Thursday, July 16, 2009

Mystery Book Revealed


The Mystery Book that's been taking F-O-R-E-V-E-R for me to finish is The Omnivore's Dilemma by Pollan. Pollan tracks the origins of four meals: one from McDonalds, one of "organic" food, one of non-organic food, and one that he hunted and gathered.

The book is long.

Pollan is thorough. With the exection of the fact that he talks about corn for half of the book, I thought the thoroughness was warranted.

But book is very good. Pollan is a good writer, witty, charming, conversational, intelligent.

The reason that it too me so long is because there are definite agendas about this book and it's hard not to internalize them. I had to pause when I found myself seriously considering applying all of Pollan's agendas. For example: corn syrup . . . bad. So I was checking all labels. Industrialized meat: bad. So I was balking at buying frozen chicken breasts at Costco. Lentils from my favorite Indian supermarket: bad, they've been shipped overseas. See? I had to read a little while, pause, let my food habits stabilize, and then go back and read some more. I have changed my buying and eating habits some---I think that's the point---but I didn't want to push myself into culinary neurosis.

Here are some of the changes that I have tried to make:

1. I do, actually, avoid corn syrup. Why does it need to be in processed tomato sauce anyway?

2. I do cook more vegetarian meals. Lentils, beans, that sort of thing.

3. I do try to buy local. I make exeptions for important things like pineapple and chocolate.

4. I do eat free range beef. It's the beef that wanders my dad's back pasture, actually, so I know exactly where the cow was raised.

Here's a sample of food that I think Pollan would approve of:

1. Strawberry jam, made by my mother, from the berries she bought down the road from her house.

2. Beef from my dad's cows. He raises them. Names them---I once had a roommate who wouldn't eat my beef because it had a name. Better than having a number in a feedlot, I say.

3. A nectarine from the farmer's market by my house.

4. Yogurt with no corn syrup.

So now Mystery Book has been completed. It was a lovely feast. Enjoy.

Wednesday, July 8, 2009

Blackbird Pond

A while ago, I did a top ten post on young adult literature that I thought was worth reading as an adult. I could only come up with nine, and some readers suggested The Witch of Blackbird Pond as a possibility for number ten.

So I finally read it again (while reading another book: you'll still have to wait for that one---Why is it taking Deborah so long? Why doesn't she just finish Mystery Book and get on with it? What's the deal? You'll have to wait and then I'll explain. I'm almost done with Mystery Book. Stay tuned.)

Blackbird Pond was great, of course, and I think it should be read again and again. This is one good example of historical fiction that makes me wonder why more middle school/high school history teachers don't teach historical fiction when they teach history. There's some really good stuff in Blackbird Pond about pre-revolution America, Quakers, Puritans, etc. Had this been an extra credit option when I did American history as a junior in high school, I would have done it. And liked it. And learned from it.

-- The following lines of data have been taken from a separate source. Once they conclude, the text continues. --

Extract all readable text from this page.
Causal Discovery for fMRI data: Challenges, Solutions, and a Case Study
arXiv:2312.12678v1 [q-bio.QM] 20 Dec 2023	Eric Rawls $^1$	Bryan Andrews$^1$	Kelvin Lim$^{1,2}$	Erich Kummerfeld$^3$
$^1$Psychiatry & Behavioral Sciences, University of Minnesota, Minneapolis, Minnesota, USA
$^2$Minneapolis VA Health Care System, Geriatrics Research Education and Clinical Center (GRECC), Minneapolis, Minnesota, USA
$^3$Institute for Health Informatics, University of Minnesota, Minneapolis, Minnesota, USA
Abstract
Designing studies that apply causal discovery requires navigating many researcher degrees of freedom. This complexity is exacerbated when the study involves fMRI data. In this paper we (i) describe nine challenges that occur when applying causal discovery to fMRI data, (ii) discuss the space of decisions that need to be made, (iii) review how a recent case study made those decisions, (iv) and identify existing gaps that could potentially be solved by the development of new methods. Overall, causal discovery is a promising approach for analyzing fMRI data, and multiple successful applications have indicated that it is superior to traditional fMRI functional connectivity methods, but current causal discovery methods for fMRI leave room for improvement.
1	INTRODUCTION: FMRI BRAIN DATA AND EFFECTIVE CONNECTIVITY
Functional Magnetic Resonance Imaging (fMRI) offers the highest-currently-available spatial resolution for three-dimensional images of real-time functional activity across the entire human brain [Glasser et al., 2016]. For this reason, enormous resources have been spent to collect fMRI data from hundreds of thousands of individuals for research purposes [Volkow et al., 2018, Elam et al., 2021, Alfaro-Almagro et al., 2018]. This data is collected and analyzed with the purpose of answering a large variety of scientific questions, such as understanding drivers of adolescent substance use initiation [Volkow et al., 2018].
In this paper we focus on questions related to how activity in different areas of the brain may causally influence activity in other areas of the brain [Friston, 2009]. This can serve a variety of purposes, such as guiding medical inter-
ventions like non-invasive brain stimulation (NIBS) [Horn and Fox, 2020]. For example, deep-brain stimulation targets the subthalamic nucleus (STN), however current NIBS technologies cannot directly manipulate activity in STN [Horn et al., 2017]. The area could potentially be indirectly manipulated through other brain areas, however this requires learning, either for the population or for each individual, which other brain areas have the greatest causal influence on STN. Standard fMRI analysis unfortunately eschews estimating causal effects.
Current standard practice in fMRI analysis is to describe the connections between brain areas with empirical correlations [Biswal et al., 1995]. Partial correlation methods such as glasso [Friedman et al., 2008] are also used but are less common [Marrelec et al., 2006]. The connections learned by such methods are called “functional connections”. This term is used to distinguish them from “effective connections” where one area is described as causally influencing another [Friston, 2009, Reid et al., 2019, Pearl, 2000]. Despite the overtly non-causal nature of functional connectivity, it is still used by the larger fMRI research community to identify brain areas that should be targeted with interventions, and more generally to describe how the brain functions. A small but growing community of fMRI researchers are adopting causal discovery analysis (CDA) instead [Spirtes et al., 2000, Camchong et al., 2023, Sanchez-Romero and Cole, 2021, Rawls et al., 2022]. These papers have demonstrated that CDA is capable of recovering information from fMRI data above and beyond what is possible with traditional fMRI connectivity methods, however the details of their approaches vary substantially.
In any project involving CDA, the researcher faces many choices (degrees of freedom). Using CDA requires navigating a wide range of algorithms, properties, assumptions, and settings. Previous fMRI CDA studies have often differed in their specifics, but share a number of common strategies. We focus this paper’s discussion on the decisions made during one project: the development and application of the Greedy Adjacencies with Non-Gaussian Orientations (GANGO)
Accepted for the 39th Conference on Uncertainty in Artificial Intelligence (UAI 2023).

Jenny, I think Emma might be old enough for Blackbird Pond. Certainly as a read-aloud. Would be a good basis for early American history discussion.

Thursday, July 2, 2009

I think we miss some of that now


The biography bug hasn't hit me yet; I'm still a fiction gal. But I like to peruse biographies every now and then to see if I've developed a taste for the genre. I recently pored over Linda Lear's Beatrix Potter biography. Titled Beatrix Potter: A Life in Nature. I didn't read all of it, but enough to know that Lear is an interesting writer and a solid researcher. I was most fascinated by how much of Potter's life was spend studying and observing and drawing animals---Potter paid the price for her ability to draw creatures and make them life-like and fantastic at the same time. I think we miss some of that now---it's not in our culture for people to take time to "just" draw and watch. Pity. I think we're missing something.

So then the biography led me, of course, to Potter's fictional children's stories. I knew she wrote Peter Rabbit, but I had not met Timmy Tippytoes or Jemima Puddleduck or Duchess the Dog. These books are adorable! I'm going to put them on my Amazon.com wishlist and collect a bunch. They are not flashy (think: not David Shannon, whose work I adore). They are clever and charming. If you don't want to read the biography, at least venture into some of Beatrix Potter's lesser known fiction. It will delight both the child and the adult in you.